Journal of Spinal Disorders | 1996
Panagiotis Korovessis; Marios Stamatakis; Andreas Baikousis
We report a case of pancreatitis in a 28-year-old woman who underwent a combined anterior Zielke procedure followed by Luque-TSRH (Texas Scottish Rite Hospital) operation in the same session for severe polioscoliosis. To our knowledge, only one case of a child with acute pancreatitis after posterior instrumentation for spondylolisthesis has been reported. In the early postoperative period, the patient developed acute pancreatitis that was diagnosed by a marked increase in plasma amylase and was confirmed by ultrasonography. The symptoms of pancreatitis in this patient temporarily resolved a few weeks after conservative treatment (diet, infusions, antibiotics). Six, 16, and 32 months after the combined operation, there were repeated relapsing episodes of pancreatitis with elevated amylase levels and concomitant symptoms. In the last follow-up evaluation in December 1995, the patient was well and the amylase levels were within normal limits.
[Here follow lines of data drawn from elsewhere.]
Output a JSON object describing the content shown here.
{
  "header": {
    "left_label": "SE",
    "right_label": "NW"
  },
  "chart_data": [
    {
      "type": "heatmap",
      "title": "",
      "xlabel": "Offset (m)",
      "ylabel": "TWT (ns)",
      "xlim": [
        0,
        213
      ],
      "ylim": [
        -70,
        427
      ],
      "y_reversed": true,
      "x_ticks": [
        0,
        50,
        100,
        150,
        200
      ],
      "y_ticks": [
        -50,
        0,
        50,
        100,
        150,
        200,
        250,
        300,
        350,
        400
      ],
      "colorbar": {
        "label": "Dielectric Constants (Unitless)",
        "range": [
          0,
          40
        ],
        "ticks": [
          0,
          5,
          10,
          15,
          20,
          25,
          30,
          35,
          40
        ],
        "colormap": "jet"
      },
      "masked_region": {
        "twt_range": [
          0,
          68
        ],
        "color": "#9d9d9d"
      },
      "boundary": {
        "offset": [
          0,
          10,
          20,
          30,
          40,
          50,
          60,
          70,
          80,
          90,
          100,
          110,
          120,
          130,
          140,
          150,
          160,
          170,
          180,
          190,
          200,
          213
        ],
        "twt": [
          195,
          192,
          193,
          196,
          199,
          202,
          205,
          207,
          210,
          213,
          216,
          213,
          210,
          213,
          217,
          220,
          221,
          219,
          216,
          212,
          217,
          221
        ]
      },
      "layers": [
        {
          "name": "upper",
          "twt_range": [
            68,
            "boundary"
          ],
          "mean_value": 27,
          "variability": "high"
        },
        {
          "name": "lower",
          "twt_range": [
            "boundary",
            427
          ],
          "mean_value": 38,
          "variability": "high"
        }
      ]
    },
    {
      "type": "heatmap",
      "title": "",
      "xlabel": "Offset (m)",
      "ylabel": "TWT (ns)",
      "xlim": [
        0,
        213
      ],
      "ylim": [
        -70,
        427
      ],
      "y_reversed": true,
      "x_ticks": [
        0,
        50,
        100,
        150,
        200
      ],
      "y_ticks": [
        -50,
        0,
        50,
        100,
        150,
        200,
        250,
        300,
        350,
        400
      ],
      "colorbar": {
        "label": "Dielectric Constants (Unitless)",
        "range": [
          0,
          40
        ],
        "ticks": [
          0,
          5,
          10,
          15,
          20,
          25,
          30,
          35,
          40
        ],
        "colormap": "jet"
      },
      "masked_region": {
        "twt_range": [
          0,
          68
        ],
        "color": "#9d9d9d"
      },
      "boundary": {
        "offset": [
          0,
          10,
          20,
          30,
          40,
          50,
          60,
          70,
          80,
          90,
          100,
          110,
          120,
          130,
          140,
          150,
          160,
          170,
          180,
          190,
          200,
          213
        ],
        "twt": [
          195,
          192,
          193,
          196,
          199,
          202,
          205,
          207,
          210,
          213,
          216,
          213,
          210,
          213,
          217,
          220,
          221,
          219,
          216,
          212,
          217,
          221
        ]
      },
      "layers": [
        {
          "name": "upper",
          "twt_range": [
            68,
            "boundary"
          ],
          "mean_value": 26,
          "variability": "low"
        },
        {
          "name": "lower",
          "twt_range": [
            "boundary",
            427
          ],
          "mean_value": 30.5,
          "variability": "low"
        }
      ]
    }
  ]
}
Although the etiology of pancreatitis in this case is obscure, we believe that the correction of the severe biplane spinal deformity, achieved by the two major operations on the spine in the same session, may have contributed to the pathogenesis of the disease. This observation suggests that pancreatitis after major scoliosis surgery should be suspected when abdominal symptoms persist associated with elevated serum amylase levels. Some cases of acute pancreatitis, such as this case, can persist in chronic-relapsing form for long periods postoperatively.